Love to Water my Soul

By Jane Kirkpatrick
Multnomah, $11.99

ISBN 0880709383

Love Never Disappears

Two cultures in one land and a young woman caught between are the elements that Jane Kirkpatrick intertwines in her latest novel, Love to Water my Soul. This deeply moving story draws readers into tribal life with poetic language and detail about the "seed eaters" of the far West.

Set in Oregon in the late 1800s, it is the story of Alice M, a young white child who falls from a wagon train heading for the Oregon Territory. The Modoc Indians find her, take her to their village, and brand her jaw to mark her as one who does not belong. Later she is traded to a Wadaduka tribe and adopted by Lukwsh, a loving strong woman. Asiam (Alice M) grows up learning the language and the ways of tribal life. She is given the name Shell Flower when she reaches womanhood, and falls in love with Shard, son of Lukwsh.

Through it all Alice M manages to hold on to the "crossed bars" on a chain she had been wearing when captured. She escapes from the tribe just before she is to be burned, and after days of wandering, stumbles upon a white settlement run by the Sherars. Later she learns of the tribe's capture and move to the Warm Springs Reservation.

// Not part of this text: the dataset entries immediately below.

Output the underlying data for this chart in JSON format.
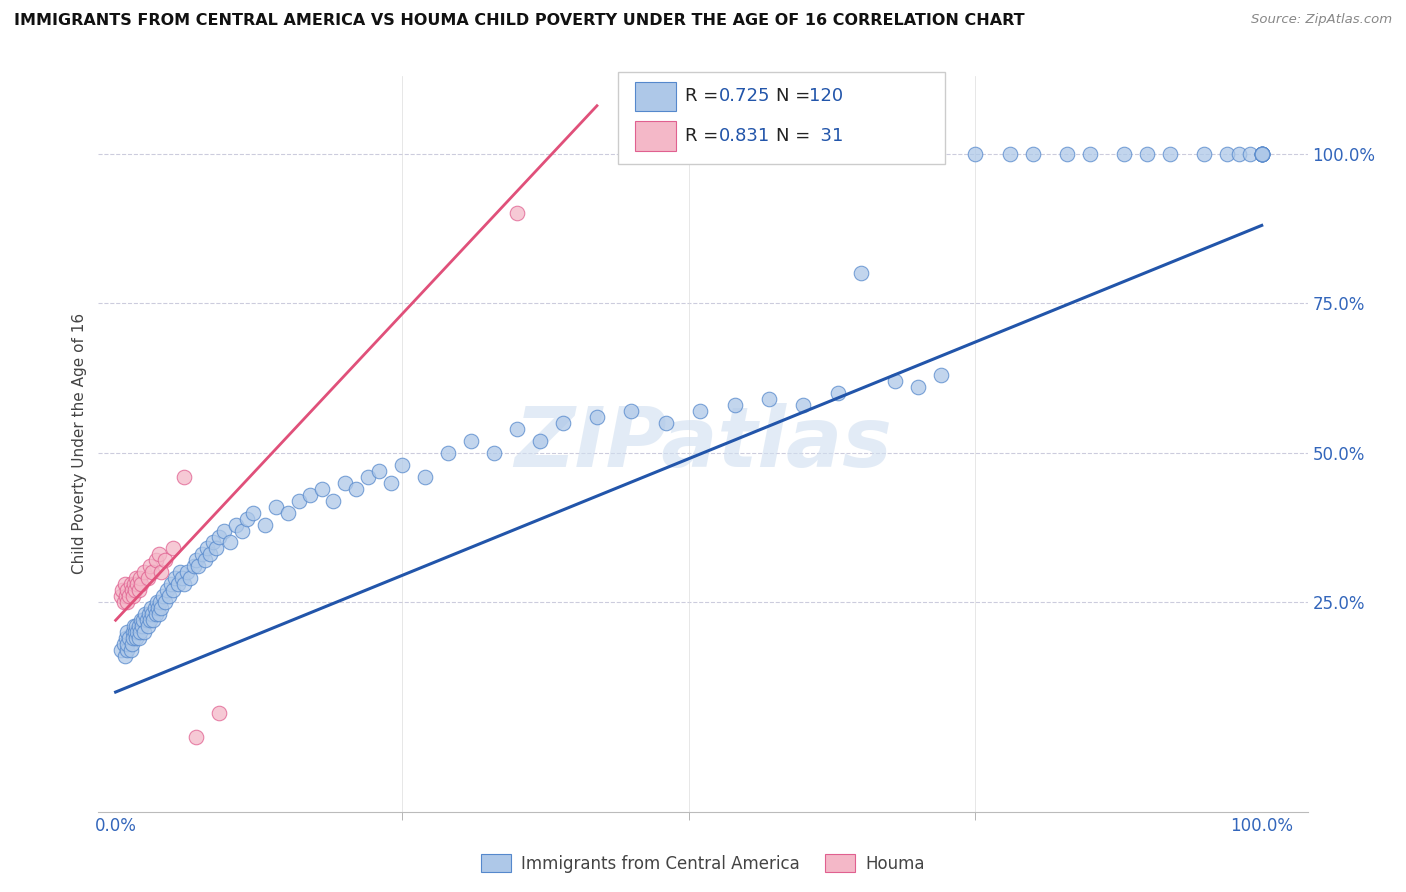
{
  "title": "IMMIGRANTS FROM CENTRAL AMERICA VS HOUMA CHILD POVERTY UNDER THE AGE OF 16 CORRELATION CHART",
  "source": "Source: ZipAtlas.com",
  "ylabel": "Child Poverty Under the Age of 16",
  "xtick_labels": [
    "0.0%",
    "100.0%"
  ],
  "xtick_vals": [
    0.0,
    1.0
  ],
  "ytick_labels": [
    "25.0%",
    "50.0%",
    "75.0%",
    "100.0%"
  ],
  "ytick_vals": [
    0.25,
    0.5,
    0.75,
    1.0
  ],
  "blue_R": 0.725,
  "blue_N": 120,
  "pink_R": 0.831,
  "pink_N": 31,
  "blue_color": "#aec8e8",
  "pink_color": "#f4b8c8",
  "blue_edge_color": "#5588cc",
  "pink_edge_color": "#e06090",
  "blue_line_color": "#2255aa",
  "pink_line_color": "#e0507a",
  "watermark_text": "ZIPatlas",
  "legend_label_blue": "Immigrants from Central America",
  "legend_label_pink": "Houma",
  "blue_line": [
    0.0,
    1.0,
    0.1,
    0.88
  ],
  "pink_line": [
    0.0,
    0.42,
    0.22,
    1.08
  ],
  "blue_x": [
    0.005,
    0.007,
    0.008,
    0.009,
    0.01,
    0.01,
    0.01,
    0.012,
    0.013,
    0.014,
    0.015,
    0.015,
    0.016,
    0.017,
    0.018,
    0.018,
    0.019,
    0.02,
    0.02,
    0.021,
    0.022,
    0.023,
    0.024,
    0.025,
    0.026,
    0.027,
    0.028,
    0.029,
    0.03,
    0.031,
    0.032,
    0.033,
    0.034,
    0.035,
    0.036,
    0.037,
    0.038,
    0.039,
    0.04,
    0.041,
    0.043,
    0.045,
    0.047,
    0.048,
    0.05,
    0.052,
    0.054,
    0.056,
    0.058,
    0.06,
    0.062,
    0.065,
    0.068,
    0.07,
    0.072,
    0.075,
    0.078,
    0.08,
    0.082,
    0.085,
    0.088,
    0.09,
    0.095,
    0.1,
    0.105,
    0.11,
    0.115,
    0.12,
    0.13,
    0.14,
    0.15,
    0.16,
    0.17,
    0.18,
    0.19,
    0.2,
    0.21,
    0.22,
    0.23,
    0.24,
    0.25,
    0.27,
    0.29,
    0.31,
    0.33,
    0.35,
    0.37,
    0.39,
    0.42,
    0.45,
    0.48,
    0.51,
    0.54,
    0.57,
    0.6,
    0.63,
    0.65,
    0.68,
    0.7,
    0.72,
    0.75,
    0.78,
    0.8,
    0.83,
    0.85,
    0.88,
    0.9,
    0.92,
    0.95,
    0.97,
    0.98,
    0.99,
    1.0,
    1.0,
    1.0,
    1.0,
    1.0,
    1.0,
    1.0,
    1.0
  ],
  "blue_y": [
    0.17,
    0.18,
    0.16,
    0.19,
    0.17,
    0.18,
    0.2,
    0.19,
    0.17,
    0.18,
    0.2,
    0.19,
    0.21,
    0.2,
    0.19,
    0.21,
    0.2,
    0.19,
    0.21,
    0.2,
    0.22,
    0.21,
    0.22,
    0.2,
    0.23,
    0.22,
    0.21,
    0.23,
    0.22,
    0.24,
    0.23,
    0.22,
    0.24,
    0.23,
    0.25,
    0.24,
    0.23,
    0.25,
    0.24,
    0.26,
    0.25,
    0.27,
    0.26,
    0.28,
    0.27,
    0.29,
    0.28,
    0.3,
    0.29,
    0.28,
    0.3,
    0.29,
    0.31,
    0.32,
    0.31,
    0.33,
    0.32,
    0.34,
    0.33,
    0.35,
    0.34,
    0.36,
    0.37,
    0.35,
    0.38,
    0.37,
    0.39,
    0.4,
    0.38,
    0.41,
    0.4,
    0.42,
    0.43,
    0.44,
    0.42,
    0.45,
    0.44,
    0.46,
    0.47,
    0.45,
    0.48,
    0.46,
    0.5,
    0.52,
    0.5,
    0.54,
    0.52,
    0.55,
    0.56,
    0.57,
    0.55,
    0.57,
    0.58,
    0.59,
    0.58,
    0.6,
    0.8,
    0.62,
    0.61,
    0.63,
    1.0,
    1.0,
    1.0,
    1.0,
    1.0,
    1.0,
    1.0,
    1.0,
    1.0,
    1.0,
    1.0,
    1.0,
    1.0,
    1.0,
    1.0,
    1.0,
    1.0,
    1.0,
    1.0,
    1.0
  ],
  "pink_x": [
    0.005,
    0.006,
    0.007,
    0.008,
    0.009,
    0.01,
    0.01,
    0.012,
    0.013,
    0.014,
    0.015,
    0.016,
    0.017,
    0.018,
    0.019,
    0.02,
    0.021,
    0.022,
    0.025,
    0.028,
    0.03,
    0.032,
    0.035,
    0.038,
    0.04,
    0.043,
    0.05,
    0.06,
    0.07,
    0.09,
    0.35
  ],
  "pink_y": [
    0.26,
    0.27,
    0.25,
    0.28,
    0.26,
    0.25,
    0.27,
    0.26,
    0.28,
    0.27,
    0.26,
    0.28,
    0.27,
    0.29,
    0.28,
    0.27,
    0.29,
    0.28,
    0.3,
    0.29,
    0.31,
    0.3,
    0.32,
    0.33,
    0.3,
    0.32,
    0.34,
    0.46,
    0.0,
    0.0,
    0.9
  ]
}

Alice marries kindly Thomas Crickett, an older doctor who had come West to work in a mental hospital in Salem. With many Indian patients, the hospital proves an ideal place for Alice to use her background, and she discovers much about her origin and her faith in this strange setting. Following Crickett's death, Alice and Shard find one another again, and the story comes full circle in their shared happiness.

Love to Water my Soul is a long book and not always easy to follow as it immerses readers in Indian culture. But it is well written, authentic in its background, and rewarding in many ways.